Москвин вдруг побежал, держа в руках сапог.

— Теперь давай второй, — сказал он, а Верхотурский подозрительно засопел и спросил:

— А мыть ноги это тоже буржуазный предрассудок, товарищ Факир?

— Мыть ноги? — переспросил Факторович, и снова голос его был полон презрения.

— Да, — сердито и громко сказал Верхотурский, — завтра утром военком пластунского полка будет мыть ноги, верьте мне. — Он снова засопел и добавил: — Иначе означенный военком не будет спать со мной в одной комнате.

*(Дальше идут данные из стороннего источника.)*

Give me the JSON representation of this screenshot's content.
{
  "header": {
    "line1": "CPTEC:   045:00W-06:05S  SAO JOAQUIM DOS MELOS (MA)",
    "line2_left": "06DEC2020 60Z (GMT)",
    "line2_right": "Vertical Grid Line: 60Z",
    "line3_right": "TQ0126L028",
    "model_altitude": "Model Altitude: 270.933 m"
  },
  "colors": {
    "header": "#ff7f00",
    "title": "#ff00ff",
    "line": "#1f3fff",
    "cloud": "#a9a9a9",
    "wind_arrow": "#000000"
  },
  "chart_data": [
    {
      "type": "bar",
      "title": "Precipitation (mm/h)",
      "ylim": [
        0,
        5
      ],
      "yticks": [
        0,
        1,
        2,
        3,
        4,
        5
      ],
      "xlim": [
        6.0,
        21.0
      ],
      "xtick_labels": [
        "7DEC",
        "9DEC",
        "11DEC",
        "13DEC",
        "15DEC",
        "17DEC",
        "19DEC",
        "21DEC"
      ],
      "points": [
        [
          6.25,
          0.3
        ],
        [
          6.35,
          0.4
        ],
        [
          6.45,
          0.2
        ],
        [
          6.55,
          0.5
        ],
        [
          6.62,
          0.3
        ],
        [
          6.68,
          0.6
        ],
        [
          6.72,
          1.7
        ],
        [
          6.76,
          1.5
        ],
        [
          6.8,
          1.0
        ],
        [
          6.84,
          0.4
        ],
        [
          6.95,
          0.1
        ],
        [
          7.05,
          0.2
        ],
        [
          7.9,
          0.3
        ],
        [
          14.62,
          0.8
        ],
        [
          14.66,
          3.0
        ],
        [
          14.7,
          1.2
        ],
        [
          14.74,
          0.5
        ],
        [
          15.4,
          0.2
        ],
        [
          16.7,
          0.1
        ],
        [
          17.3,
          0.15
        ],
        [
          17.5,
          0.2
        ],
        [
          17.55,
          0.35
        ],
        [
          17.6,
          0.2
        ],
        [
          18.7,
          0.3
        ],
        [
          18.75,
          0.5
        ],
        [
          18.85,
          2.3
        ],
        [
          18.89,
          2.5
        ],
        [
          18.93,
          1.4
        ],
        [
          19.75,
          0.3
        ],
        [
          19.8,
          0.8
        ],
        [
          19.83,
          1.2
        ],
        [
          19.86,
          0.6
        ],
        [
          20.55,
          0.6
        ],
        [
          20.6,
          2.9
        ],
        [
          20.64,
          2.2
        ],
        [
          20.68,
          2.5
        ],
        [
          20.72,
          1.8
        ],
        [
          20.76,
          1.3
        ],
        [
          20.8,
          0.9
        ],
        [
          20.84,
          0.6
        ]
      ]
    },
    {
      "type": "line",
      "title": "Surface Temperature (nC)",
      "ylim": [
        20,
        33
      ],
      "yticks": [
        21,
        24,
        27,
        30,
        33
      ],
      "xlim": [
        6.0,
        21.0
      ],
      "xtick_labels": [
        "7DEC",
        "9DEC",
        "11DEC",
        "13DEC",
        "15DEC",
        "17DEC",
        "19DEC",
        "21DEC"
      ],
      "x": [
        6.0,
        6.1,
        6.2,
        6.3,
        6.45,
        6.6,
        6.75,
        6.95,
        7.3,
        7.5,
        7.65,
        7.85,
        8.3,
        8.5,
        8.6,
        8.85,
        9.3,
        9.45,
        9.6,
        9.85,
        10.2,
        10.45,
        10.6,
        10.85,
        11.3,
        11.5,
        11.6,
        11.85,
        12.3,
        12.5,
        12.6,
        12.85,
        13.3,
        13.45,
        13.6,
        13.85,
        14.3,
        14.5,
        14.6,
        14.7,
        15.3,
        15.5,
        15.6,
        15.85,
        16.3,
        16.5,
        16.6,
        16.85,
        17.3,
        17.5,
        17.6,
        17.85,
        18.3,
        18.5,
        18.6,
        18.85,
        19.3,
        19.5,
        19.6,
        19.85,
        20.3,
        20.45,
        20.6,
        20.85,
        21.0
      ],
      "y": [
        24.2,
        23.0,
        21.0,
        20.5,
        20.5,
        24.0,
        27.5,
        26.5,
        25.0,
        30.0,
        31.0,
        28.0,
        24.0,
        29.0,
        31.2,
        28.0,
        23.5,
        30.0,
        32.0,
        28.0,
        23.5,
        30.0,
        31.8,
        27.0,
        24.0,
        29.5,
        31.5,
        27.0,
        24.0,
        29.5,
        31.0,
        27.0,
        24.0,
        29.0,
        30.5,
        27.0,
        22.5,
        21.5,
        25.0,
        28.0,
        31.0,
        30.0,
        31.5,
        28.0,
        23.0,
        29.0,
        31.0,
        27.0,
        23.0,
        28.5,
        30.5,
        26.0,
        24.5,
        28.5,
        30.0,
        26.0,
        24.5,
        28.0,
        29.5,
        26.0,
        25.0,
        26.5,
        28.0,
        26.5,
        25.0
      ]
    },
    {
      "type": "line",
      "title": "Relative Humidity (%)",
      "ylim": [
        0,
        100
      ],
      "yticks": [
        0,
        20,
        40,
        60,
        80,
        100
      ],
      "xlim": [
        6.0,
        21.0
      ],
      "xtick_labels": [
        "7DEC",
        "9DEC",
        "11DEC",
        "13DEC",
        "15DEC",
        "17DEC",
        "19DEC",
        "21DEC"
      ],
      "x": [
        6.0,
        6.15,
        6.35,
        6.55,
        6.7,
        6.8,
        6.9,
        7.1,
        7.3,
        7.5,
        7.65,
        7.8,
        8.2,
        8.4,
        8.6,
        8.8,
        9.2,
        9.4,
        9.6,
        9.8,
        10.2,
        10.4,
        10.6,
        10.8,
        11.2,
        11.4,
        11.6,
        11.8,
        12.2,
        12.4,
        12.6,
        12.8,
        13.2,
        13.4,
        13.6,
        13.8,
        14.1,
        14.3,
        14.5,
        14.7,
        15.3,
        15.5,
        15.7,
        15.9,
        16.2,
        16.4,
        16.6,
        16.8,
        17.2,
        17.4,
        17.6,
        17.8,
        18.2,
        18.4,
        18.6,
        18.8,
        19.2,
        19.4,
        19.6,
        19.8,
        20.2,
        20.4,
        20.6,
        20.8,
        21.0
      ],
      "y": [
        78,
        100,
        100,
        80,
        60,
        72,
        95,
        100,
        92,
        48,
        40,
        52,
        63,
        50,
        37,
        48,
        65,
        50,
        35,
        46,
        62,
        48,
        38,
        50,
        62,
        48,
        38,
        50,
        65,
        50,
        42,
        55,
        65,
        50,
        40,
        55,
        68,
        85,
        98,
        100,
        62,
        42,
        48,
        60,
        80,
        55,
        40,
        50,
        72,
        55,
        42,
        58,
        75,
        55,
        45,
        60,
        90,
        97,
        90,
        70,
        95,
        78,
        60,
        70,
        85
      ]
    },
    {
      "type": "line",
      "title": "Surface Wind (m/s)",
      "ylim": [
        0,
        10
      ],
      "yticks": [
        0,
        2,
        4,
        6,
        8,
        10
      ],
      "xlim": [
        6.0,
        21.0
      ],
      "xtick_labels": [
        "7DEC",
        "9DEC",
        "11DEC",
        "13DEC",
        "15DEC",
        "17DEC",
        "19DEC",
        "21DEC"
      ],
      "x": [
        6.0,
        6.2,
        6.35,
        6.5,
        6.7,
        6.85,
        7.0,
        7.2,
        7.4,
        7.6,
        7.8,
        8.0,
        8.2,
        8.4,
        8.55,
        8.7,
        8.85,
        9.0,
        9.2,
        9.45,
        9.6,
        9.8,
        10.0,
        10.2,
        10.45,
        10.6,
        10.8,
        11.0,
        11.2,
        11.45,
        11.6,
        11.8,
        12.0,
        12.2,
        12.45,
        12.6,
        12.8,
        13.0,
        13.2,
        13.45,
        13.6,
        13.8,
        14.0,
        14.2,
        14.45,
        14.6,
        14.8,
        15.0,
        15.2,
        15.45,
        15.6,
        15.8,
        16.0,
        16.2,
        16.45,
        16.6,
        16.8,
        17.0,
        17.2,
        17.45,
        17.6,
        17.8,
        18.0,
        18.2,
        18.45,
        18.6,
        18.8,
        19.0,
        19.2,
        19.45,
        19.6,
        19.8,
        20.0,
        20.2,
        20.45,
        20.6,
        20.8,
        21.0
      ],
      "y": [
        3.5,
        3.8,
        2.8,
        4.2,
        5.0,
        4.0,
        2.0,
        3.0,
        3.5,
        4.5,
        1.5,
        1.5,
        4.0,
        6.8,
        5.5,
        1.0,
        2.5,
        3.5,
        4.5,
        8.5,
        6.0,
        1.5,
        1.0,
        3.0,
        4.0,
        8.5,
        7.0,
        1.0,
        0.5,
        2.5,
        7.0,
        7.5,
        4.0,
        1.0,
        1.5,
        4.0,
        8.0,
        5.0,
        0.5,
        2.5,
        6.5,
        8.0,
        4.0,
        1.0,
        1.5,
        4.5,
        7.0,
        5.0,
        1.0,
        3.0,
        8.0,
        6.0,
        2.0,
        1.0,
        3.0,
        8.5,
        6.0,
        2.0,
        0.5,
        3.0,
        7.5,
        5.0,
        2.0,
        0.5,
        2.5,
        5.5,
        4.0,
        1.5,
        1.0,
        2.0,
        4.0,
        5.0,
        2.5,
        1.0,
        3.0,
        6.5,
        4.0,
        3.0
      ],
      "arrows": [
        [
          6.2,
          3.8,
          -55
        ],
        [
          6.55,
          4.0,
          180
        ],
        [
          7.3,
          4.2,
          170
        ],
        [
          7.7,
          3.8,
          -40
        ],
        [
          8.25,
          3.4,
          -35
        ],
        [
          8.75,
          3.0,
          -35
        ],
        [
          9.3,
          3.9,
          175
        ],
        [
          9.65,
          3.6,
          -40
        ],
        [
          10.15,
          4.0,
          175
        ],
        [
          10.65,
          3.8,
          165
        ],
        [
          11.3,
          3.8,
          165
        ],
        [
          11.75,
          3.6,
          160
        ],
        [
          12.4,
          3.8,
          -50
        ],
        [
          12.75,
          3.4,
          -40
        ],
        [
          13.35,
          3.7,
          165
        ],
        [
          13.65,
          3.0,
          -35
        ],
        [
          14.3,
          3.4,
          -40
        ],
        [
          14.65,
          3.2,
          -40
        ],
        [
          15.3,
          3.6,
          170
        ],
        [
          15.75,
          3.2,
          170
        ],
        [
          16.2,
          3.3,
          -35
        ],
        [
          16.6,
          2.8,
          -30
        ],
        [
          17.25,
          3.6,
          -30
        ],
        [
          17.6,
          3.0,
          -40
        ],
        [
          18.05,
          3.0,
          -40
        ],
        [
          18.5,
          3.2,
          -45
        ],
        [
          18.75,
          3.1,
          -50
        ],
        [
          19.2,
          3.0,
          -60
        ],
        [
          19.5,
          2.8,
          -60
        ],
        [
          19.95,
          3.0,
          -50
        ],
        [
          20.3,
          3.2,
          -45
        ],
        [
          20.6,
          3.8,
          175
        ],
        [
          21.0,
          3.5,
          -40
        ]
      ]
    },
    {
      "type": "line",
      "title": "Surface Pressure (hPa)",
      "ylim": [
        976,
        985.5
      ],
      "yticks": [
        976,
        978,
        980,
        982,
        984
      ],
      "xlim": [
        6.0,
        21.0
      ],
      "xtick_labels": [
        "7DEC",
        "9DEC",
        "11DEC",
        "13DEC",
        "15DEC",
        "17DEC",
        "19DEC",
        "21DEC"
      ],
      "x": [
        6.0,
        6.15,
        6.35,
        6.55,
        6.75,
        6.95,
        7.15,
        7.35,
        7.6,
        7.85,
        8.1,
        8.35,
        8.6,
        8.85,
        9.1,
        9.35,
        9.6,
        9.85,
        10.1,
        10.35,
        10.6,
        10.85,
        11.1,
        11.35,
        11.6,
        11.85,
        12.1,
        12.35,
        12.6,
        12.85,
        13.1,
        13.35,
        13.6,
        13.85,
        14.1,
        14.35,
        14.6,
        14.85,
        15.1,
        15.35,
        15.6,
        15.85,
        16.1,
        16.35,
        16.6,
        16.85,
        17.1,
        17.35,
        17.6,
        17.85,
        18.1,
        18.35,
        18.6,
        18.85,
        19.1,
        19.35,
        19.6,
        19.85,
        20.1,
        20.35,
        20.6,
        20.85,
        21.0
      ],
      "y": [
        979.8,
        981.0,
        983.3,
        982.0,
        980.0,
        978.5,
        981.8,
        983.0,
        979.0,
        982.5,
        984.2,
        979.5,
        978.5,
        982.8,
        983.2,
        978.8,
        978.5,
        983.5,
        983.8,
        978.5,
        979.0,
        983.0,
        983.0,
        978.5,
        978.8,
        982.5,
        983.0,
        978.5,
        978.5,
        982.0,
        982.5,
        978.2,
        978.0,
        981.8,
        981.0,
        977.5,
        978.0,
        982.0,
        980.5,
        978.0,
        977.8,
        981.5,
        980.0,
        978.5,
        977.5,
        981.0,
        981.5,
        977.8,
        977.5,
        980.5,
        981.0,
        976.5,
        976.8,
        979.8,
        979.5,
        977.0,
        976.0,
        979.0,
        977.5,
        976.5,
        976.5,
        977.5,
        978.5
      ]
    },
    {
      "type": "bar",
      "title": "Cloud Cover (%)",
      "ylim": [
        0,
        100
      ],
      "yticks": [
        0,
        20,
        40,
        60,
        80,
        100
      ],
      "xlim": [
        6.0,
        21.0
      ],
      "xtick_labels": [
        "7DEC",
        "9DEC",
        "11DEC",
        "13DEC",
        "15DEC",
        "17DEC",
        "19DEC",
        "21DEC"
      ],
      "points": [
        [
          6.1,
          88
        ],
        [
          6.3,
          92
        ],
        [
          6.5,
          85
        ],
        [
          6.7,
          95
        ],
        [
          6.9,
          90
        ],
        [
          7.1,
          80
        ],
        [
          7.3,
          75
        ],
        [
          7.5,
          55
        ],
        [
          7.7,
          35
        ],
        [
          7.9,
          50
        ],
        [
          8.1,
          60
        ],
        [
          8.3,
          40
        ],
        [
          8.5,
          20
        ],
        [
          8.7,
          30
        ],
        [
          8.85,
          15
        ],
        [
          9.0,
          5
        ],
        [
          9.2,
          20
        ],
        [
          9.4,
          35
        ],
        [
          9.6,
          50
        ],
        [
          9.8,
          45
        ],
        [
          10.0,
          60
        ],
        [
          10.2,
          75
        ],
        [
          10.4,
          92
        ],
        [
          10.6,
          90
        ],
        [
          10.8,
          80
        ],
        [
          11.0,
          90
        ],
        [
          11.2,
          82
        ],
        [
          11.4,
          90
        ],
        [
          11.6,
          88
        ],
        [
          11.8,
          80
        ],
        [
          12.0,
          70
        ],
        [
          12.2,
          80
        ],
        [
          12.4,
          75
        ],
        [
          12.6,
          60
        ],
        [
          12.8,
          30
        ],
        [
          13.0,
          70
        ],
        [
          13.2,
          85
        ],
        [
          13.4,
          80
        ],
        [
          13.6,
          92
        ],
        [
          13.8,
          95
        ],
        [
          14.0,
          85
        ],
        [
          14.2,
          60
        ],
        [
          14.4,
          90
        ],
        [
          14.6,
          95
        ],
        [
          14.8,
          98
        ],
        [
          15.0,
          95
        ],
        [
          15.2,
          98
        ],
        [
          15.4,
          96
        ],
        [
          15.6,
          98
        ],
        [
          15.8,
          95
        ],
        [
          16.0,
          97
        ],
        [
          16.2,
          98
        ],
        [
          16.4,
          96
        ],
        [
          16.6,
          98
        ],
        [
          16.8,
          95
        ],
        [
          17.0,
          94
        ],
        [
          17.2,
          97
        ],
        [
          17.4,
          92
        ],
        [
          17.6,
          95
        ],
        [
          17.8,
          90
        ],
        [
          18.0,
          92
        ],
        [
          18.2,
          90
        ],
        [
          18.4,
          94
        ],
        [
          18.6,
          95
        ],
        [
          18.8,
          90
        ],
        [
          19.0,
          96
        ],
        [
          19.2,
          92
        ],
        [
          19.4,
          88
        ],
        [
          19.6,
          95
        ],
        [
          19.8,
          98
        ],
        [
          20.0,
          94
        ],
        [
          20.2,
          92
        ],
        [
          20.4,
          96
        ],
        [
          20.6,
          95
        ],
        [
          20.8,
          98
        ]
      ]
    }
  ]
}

— Если большинство товарищей настаивает… — сказал Факторович голосом, которым председатели собраний вводят кажущийся им лишним пункт повестки.

Он презирал свое немощное тело, покрытое черной вьющейся шерстью. Он не жалел и не любил его — не колеблясь ни секунды, взошел бы он на костер, повернулся бы чахлой грудью к винтовочным дулам. С детства одни лишь неприятности приносила ему его слабая плоть — коклюш, аденоиды, насморк, запоры, сменяемые внезапными штормами колитов и кровавых дизентерий, инфлуэнции, изжоги. Он научился, презирая свою плоть, работать с высокой температурой, читать Маркса, держась рукой за раздутую флюсом щеку, говорить речи, ощущая острую боль в кишечнике. Да, его никогда не обнимали нежные руки.

Может быть, первый раз в жизни Факторович промолчал там, где нужно было разоблачать буржуазию, слишком уж он уважал человека, имя которого произносили с одинаковым почтением в Реввоенсовете армии и в Губкоме комсомола. Он подумал, что жизнь в мещанской Швейцарии наложила отпечаток на бытовые привычки Верхотурского.